In the way Alma is teaching it, memory is not something you have, it is a faith filled action. It is something you work to develop. I don't simply remember things, I seek to remember and I choose what to remember. My mind and my memory are shaped by the choices I make. 

This again comes back to agency. Memory is not thrust on us, especially a memory of righteous things. We work to create that memory and expand it. We shape it. We plant and nourish and reap the garden of the heart.

So is memory based in the mind or in the heart? I'm guessing both. The facts are stored in the mind but the emotional connection is stored in the heart. So in order to have a memory that changes me, I need to choose to take an experience from the realm of facts to the realm of feelings. The Spirit can do this for me. It can create an emotional charge to my memories that leaves an impression on my heart so that a memory now has emotive power. I read today that the word emotion means to move to action. It is emotion that moves us, not fact.

This also makes me think that sufficient isn't actually in reference to an amount of remembering but of a type, location and depth of memory. A memory that is sufficient to change me is one that is charged with feeling. It is emotive, meaning it moves me or puts me in motion. This means that a memory has sunk deeper into my soul than the thinking brain. It has sunk down into the heart. At this point gospel knowledge becomes gospel fuel that motivates-it is emotive. 

While Enos hunted in the woods he said that the words which he had often heard his father speak sank deep into his heart. I like the idea of his memories "sinking in" because there is not really a better way to describe the process of a thought or word slowly moving from the mind to the heart. This is the movement from knowledge to understanding. Every memory has two parts then, the facts and the feelings.

For Enos, the gospel which he had always known was sinking to a different location. This leads to my other thought about how to get a thought or memory from knowledge to feeling. I think it's another way to interpret Alma's question "have you sufficiently retained in remembrance?" I picture a chamber in the thinking brain labeled memory. I also picture that it has a sandy base into which thoughts can slowly sink. Whatever thought or memory is in this chamber represents what I am currently thinking about. When Alma says to retain certain events in remembrance sufficiently, I picture this thought or memory being allowed to remain in the chamber of thought long enough that it begins to sink. Distraction means I pull the thought back to the surface and momentarily replace it with another. When I return to the thought I must start afresh to let it sink in again. This is why distraction is so dangerous. It is also why pondering is one of the most powerful tools of learning. It is retaining a particular thought in remembrance with focused effort long enough to allow a thought to sink.

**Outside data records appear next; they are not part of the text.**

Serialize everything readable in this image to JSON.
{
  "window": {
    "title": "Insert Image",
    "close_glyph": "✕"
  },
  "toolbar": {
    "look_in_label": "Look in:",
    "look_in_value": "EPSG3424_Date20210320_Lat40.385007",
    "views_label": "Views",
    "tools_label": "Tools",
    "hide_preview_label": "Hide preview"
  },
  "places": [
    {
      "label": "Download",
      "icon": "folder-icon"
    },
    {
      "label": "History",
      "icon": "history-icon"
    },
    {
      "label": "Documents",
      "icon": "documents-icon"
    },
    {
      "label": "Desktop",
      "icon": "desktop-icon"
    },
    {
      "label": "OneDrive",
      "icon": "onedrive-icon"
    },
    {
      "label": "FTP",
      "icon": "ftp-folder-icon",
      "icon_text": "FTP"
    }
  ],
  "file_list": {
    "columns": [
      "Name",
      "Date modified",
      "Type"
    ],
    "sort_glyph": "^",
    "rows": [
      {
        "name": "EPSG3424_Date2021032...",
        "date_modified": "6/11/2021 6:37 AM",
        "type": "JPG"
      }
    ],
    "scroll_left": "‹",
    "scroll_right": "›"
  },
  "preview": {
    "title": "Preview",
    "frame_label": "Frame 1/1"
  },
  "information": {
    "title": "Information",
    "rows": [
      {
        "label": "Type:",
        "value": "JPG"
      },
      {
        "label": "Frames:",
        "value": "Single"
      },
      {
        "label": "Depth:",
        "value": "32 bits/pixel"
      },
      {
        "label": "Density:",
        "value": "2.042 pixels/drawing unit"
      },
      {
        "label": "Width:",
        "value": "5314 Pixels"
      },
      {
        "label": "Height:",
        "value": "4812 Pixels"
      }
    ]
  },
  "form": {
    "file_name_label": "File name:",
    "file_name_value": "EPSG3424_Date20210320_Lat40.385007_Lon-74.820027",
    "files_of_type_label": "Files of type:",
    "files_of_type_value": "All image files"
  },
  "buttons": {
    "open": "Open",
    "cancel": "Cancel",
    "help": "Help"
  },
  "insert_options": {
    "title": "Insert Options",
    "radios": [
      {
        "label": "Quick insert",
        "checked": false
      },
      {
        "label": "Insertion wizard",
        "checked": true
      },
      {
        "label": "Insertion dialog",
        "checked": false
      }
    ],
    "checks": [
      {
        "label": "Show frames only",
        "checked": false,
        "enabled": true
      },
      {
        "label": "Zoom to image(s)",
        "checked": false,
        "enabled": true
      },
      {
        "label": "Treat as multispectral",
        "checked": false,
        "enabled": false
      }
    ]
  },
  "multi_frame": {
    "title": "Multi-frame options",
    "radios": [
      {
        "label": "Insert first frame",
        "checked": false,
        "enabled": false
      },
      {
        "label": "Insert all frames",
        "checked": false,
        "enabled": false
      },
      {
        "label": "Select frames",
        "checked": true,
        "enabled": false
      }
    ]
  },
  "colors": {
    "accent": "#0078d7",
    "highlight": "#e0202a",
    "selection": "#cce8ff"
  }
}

This describes well the experience of Joseph Smith. 

"Never did any passage of scripture come with more power to the heart of man than this did at this time to mine. It seemed to enter with great force into every feeling of my heart. I reflected on it again and again, knowing that if any person needed wisdom from God, I did; for how to act I did not know, and unless I could get more wisdom than I then had, I would never know; for the teachers of religion of the different sects understood the same passages of scripture so differently as to destroy all confidence in settling the question by an appeal to the Bible.

At length I came to the conclusion that I must either remain in darkness and confusion, or else I must do as James directs, that is, ask of God. I at length came to the determination to “ask of God,” concluding that if he gave wisdom to them that lacked wisdom, and would give liberally, and not upbraid, I might venture."

It was only after lengthy reflection and continually retaining this thought in remembrance that Joseph came to the conclusion to act on it.

I think I need to work on not only remembering things, but retaining them in remembrance until things (factual) become fuel (emotive). I will need to develop greater self discipline to keep distractions from uprooting my sinking memory.

Teaching moment: While baking a meal or treat, point out that in order for the ingredients to become what they're supposed to be, they must be allowed time to be changed by steady and constant heat. Putting the pan in the oven for 2 minutes 30 times does not have the same effect as baking it for 60 minutes. Discuss how the mind is like an oven and the importance of pondering and retaining inspired words and thoughts in remembrance. Discuss how distraction is like switching pans in and out of the mind and can prevent us from growing or being changed.

Possible ideas to teach: scriptures, study, church, faith, the Holy Ghost, pondering, repentance, change, testimony, learning, memory, habits, goals, change

Possible Scripture References:
Enos 1:1-8
JSH 1:8-14
2 Nephi 4:15-16
Deuteronomy 4:9
D&C 138:1-11
D&C 76:15-20
1 Samuel 3:1-10
3 Nephi 11:1-7

3 comments:

  1. More great inspiration. But I think as I get older my thoughts just sink into the sand pit never to be retrieved.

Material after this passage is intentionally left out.